Upscale French casual clothing retailer Loft has taken a very simple approach to frames in its Marylebone High Street branch.

There are just two windows in this store and both feature hexagonal frames to highlight particular pieces of merchandise. In the large left-hand window three frames are suspended, one of which contains a white T-shirt. In the normal run of things, a single T-shirt wouldn’t be that special, but the frame makes the garment.

The same is true of the right-hand window, which has just one hexagonal frame, this time lit by plain fluorescent tubes and with a black jacket in its centre. As an exercise in monochrome glamour this takes some beating and is one of the more arresting visual merchandising images in the area.

It also works, as so many designer brands tend to, by taking a simple thing and leaving it that way.

Selfridges, Oxford Street

One of the better windows along Selfridges' vast frontage at present is one that takes the idea of British charcuterie as a showstopper.

The grande dame of Oxford Street department stores can generally be relied upon to come up with something interesting. One of the better windows along its vast frontage at present is one that takes the idea of British charcuterie as a showstopper. Quibbling about the idea of ‘charcuterie’ to which the word ‘British’ has been applied (surely ‘British Cured Meats’, non?) aside, this window uses a shop front within a shop front as its starting point.

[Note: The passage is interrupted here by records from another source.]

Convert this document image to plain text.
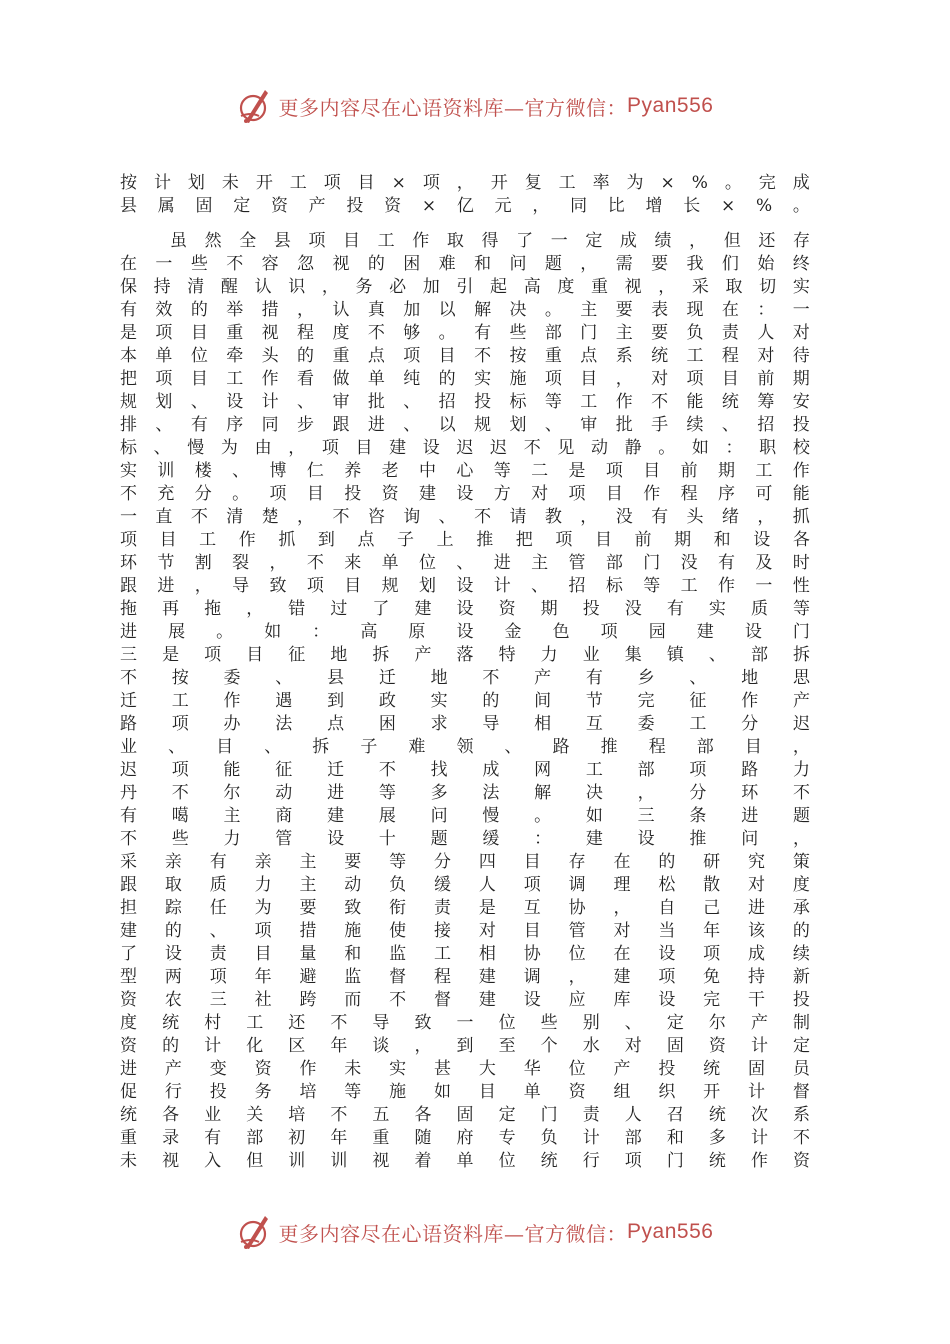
更多内容尽在心语资料库—官方微信： Pyan556
按 计 划 未 开 工 项 目 × 项 ， 开 复 工 率 为 × % 。 完 成
县 属 固 定 资 产 投 资 × 亿 元 ， 同 比 增 长 × % 。
虽 然 全 县 项 目 工 作 取 得 了 一 定 成 绩 ， 但 还 存
在 一 些 不 容 忽 视 的 困 难 和 问 题 ， 需 要 我 们 始 终
保 持 清 醒 认 识 ， 务 必 加 引 起 高 度 重 视 ， 采 取 切 实
有 效 的 举 措 ， 认 真 加 以 解 决 。 主 要 表 现 在 ： 一
是 项 目 重 视 程 度 不 够 。 有 些 部 门 主 要 负 责 人 对
本 单 位 牵 头 的 重 点 项 目 不 按 重 点 系 统 工 程 对 待
把 项 目 工 作 看 做 单 纯 的 实 施 项 目 ， 对 项 目 前 期
规 划 、 设 计 、 审 批 、 招 投 标 等 工 作 不 能 统 筹 安
排 、 有 序 同 步 跟 进 、 以 规 划 、 审 批 手 续 、 招 投
标 、 慢 为 由 ， 项 目 建 设 迟 迟 不 见 动 静 。 如 ： 职 校
实 训 楼 、 博 仁 养 老 中 心 等 二 是 项 目 前 期 工 作
不 充 分 。 项 目 投 资 建 设 方 对 项 目 作 程 序 可 能
一 直 不 清 楚 ， 不 咨 询 、 不 请 教 ， 没 有 头 绪 ， 抓
项 目 工 作 抓 到 点 子 上 推 把 项 目 前 期 和 设 各
环 节 割 裂 ， 不 来 单 位 、 进 主 管 部 门 没 有 及 时
跟 进 ， 导 致 项 目 规 划 设 计 、 招 标 等 工 作 一 性
拖 再 拖 ， 错 过 了 建 设 资 期 投 没 有 实 质 等
进 展 。 如 ： 高 原 设 金 色 项 园 建 设 门
三 是 项 目 征 地 拆 产 落 特 力 业 集 镇 、 部 拆
不 按 委 、 县 迁 地 不 产 有 乡 、 地 思
迁 工 作 遇 到 政 实 的 间 节 完 征 作 产
路 项 办 法 点 困 求 导 相 互 委 工 分 迟
业 、 目 、 拆 子 难 领 、 路 推 程 部 目 ，
迟 项 能 征 迁 不 找 成 网 工 部 项 路 力
丹 不 尔 动 进 等 多 法 解 决 ， 分 环 不
有 噶 主 商 建 展 问 慢 。 如 三 条 进 题
不 些 力 管 设 十 题 缓 ： 建 设 推 问 ，
采 亲 有 亲 主 要 等 分 四 目 存 在 的 研 究 策
跟 取 质 力 主 动 负 缓 人 项 调 理 松 散 对 度
担 踪 任 为 要 致 衔 责 是 互 协 ， 自 己 进 承
建 的 、 项 措 施 使 接 对 目 管 对 当 年 该 的
了 设 责 目 量 和 监 工 相 协 位 在 设 项 成 续
型 两 项 年 避 监 督 程 建 调 ， 建 项 免 持 新
资 农 三 社 跨 而 不 督 建 设 应 库 设 完 干 投
度 统 村 工 还 不 导 致 一 位 些 别 、 定 尔 产 制
资 的 计 化 区 年 谈 ， 到 至 个 水 对 固 资 计 定
进 产 变 资 作 未 实 甚 大 华 位 产 投 统 固 员
促 行 投 务 培 等 施 如 目 单 资 组 织 开 计 督
统 各 业 关 培 不 五 各 固 定 门 责 人 召 统 次 系
重 录 有 部 初 年 重 随 府 专 负 计 部 和 多 计 不
未 视 入 但 训 训 视 着 单 位 统 行 项 门 统 作 资
更多内容尽在心语资料库—官方微信： Pyan556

It’s a somewhat self-referential way of creating a visual stir, but it works and is certainly diverting. As well as the tiled faux shop window itself, it is worth noting the four additional frames (each filled with cured meats) that have been created.

Creating windows that recall stores of yesteryear is a fairly well trodden path but this example shows the enduring power of the motif, as well as illustrating how frames can be something other than rectangles for visual merchandising purposes.

H&M Oxford Circus

It is frequently remarked that an open shop entrance acts as an additional window and there can be little doubt that this is the case at the H&M flagship on Oxford Street.

H&M, much like Zara, has used mid-shop mannequin groupings as a way of attracting attention for some time.

The display that stands watch at the entrance to this shop is no exception to the tendency, except that frames have been added to the mix. And rather than using the white frames, which have merchandise messages and prices on them, to physically frame the individual mannequins, they have been placed around the group – in front of them, above them, between them and beneath them.

There are even a number that frame nothing at all and which have been used, in effect, as props rather than any kind of real framing device. Frames, it would appear, can act as eye-grabbers in their own right.